With this, the Court added that calling a person corrupt is defamatory in nature and that the defence of Article of 19 can't be used.
"Calling a person corrupt is per se defamatory as it tends to lower the estimation of the person in the eyes of the public and cannot be justified by resorting to Article 19 of the Constitution of India", Justice Rakesh Kainthla observed.
The Complaint was filed by the Minister of Horticulture, Himachal Pradesh alleging that a defamatory statement was made during a press conference against him. He was accused of not touring Kinnaur District and yet withdrawing the travel allowance allotted for the same and indulging in corruption.
The trial court said that this would come under the purview of Article 19. The Trial Court recorded the statements of the petitioner and his witnesses and thereafter held that the right of speech and expression is a fundamental right. The public has a right to know. The opposition has a right to criticize the ruling party and such criticism is essential for a vibrant democracy. Politicians should not be thin-skinned and hypersensitive. There was no mens rea. Hence, the complaint
was dismissed. This prompted the filing of a plea in the High Court.
Advocate Nitin Thakur, the counsel for the petitioner submitted that the Trial Court misdirected itself while passing the order. It was wrongly held that the accused had a right to criticize the petitioner. The right of criticism does not extend to hurling abuses and defamation; therefore, he prayed that the present petition be allowed.
According to the court, the Trial Court was swayed by the promotion of healthy and vibrant democracy by the right of criticism.
"As already stated, there is a right to criticism but not a right to abuse and defame any person.

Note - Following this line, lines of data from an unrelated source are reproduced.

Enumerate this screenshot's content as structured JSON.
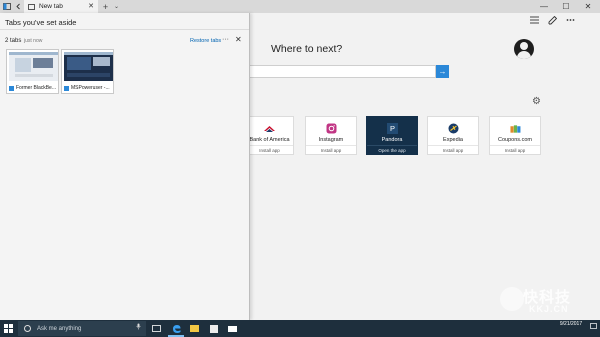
{
  "browser": {
    "active_tab": {
      "title": "New tab",
      "close_glyph": "✕"
    },
    "new_tab_glyph": "+",
    "tab_list_glyph": "⌄",
    "window_controls": {
      "minimize": "—",
      "maximize": "☐",
      "close": "✕"
    }
  },
  "toolbar": {
    "icons": [
      "hub-icon",
      "notes-icon",
      "more-icon"
    ]
  },
  "new_tab_page": {
    "heading": "Where to next?",
    "search": {
      "value": "",
      "go_glyph": "→"
    },
    "gear_glyph": "⚙",
    "tiles": [
      {
        "name": "Bank of America",
        "action": "Install app",
        "icon": "bank-of-america-icon",
        "accent": "#c8102e"
      },
      {
        "name": "Instagram",
        "action": "Install app",
        "icon": "instagram-icon",
        "accent": "#c13584"
      },
      {
        "name": "Pandora",
        "action": "Open the app",
        "icon": "pandora-icon",
        "accent": "#224b73",
        "glyph": "P"
      },
      {
        "name": "Expedia",
        "action": "Install app",
        "icon": "expedia-icon",
        "accent": "#1a3c68"
      },
      {
        "name": "Coupons.com",
        "action": "Install app",
        "icon": "coupons-icon",
        "accent": "#e08a2c"
      }
    ]
  },
  "tabs_aside": {
    "title": "Tabs you've set aside",
    "group": {
      "count_label": "2 tabs",
      "time_label": "just now",
      "restore_label": "Restore tabs",
      "more_glyph": "···",
      "close_glyph": "✕",
      "tabs": [
        {
          "caption": "Former BlackBe..."
        },
        {
          "caption": "MSPoweruser -..."
        }
      ]
    }
  },
  "taskbar": {
    "search_placeholder": "Ask me anything",
    "mic_glyph": "🎤",
    "clock": {
      "time": "",
      "date": "9/21/2017"
    },
    "notify_glyph": "▭"
  },
  "watermark": {
    "main": "快科技",
    "sub": "KKJ.CN"
  },
  "colors": {
    "accent_blue": "#2b88d8",
    "taskbar_bg": "#1e2f3d",
    "pandora_tile": "#14304a",
    "link_blue": "#0063b1"
  }
}
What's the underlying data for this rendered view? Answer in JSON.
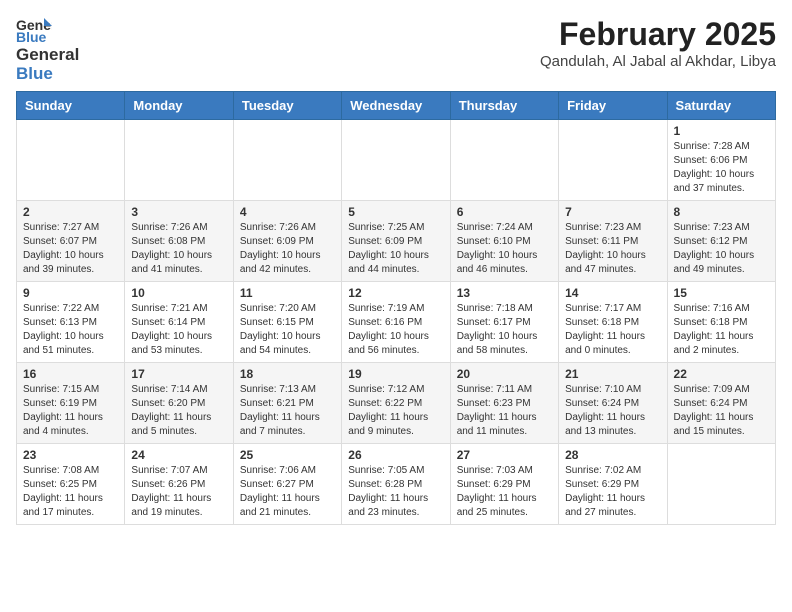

Granting the right to abuse and defame a person will not make a democracy healthy and vibrant but will turn it into a mudslinging arena where the opposition and dissent will be crushed by abuses and slurs".
In the present case, the statement made by the accused- respondent that the petitioner had withdrawn the excess amount can amount to criticism of the public official and exposure of his acts.
"The learned Trial Court was swayed by Article 19 of the Constitution of India. It was rightly submitted that this Article is not absolute but subject to the exceptions carved out in it", the High Court said.
However, the Court noted that nothing was stated in the complaint or the statement on oath that the words used by the accused were intended to provoke the complainant or any other person to commit a breach of peace. Hence, no grounds for summoning the accused for the commission of an offence punishable under section 504 of IPC (Insult intended to provoke breach of peace) is made out.
The complaint has also been filed for the commission of an offence punishable under section 505 (c) which provides that the statement should have been made with intent to incite any class or community of persons to commit any offence against any other class or community. It is difficult to see how calling the complainant corrupt will incite one community against the other. Hence, this offence is also not made out, the Court said, while partly allowing the plea.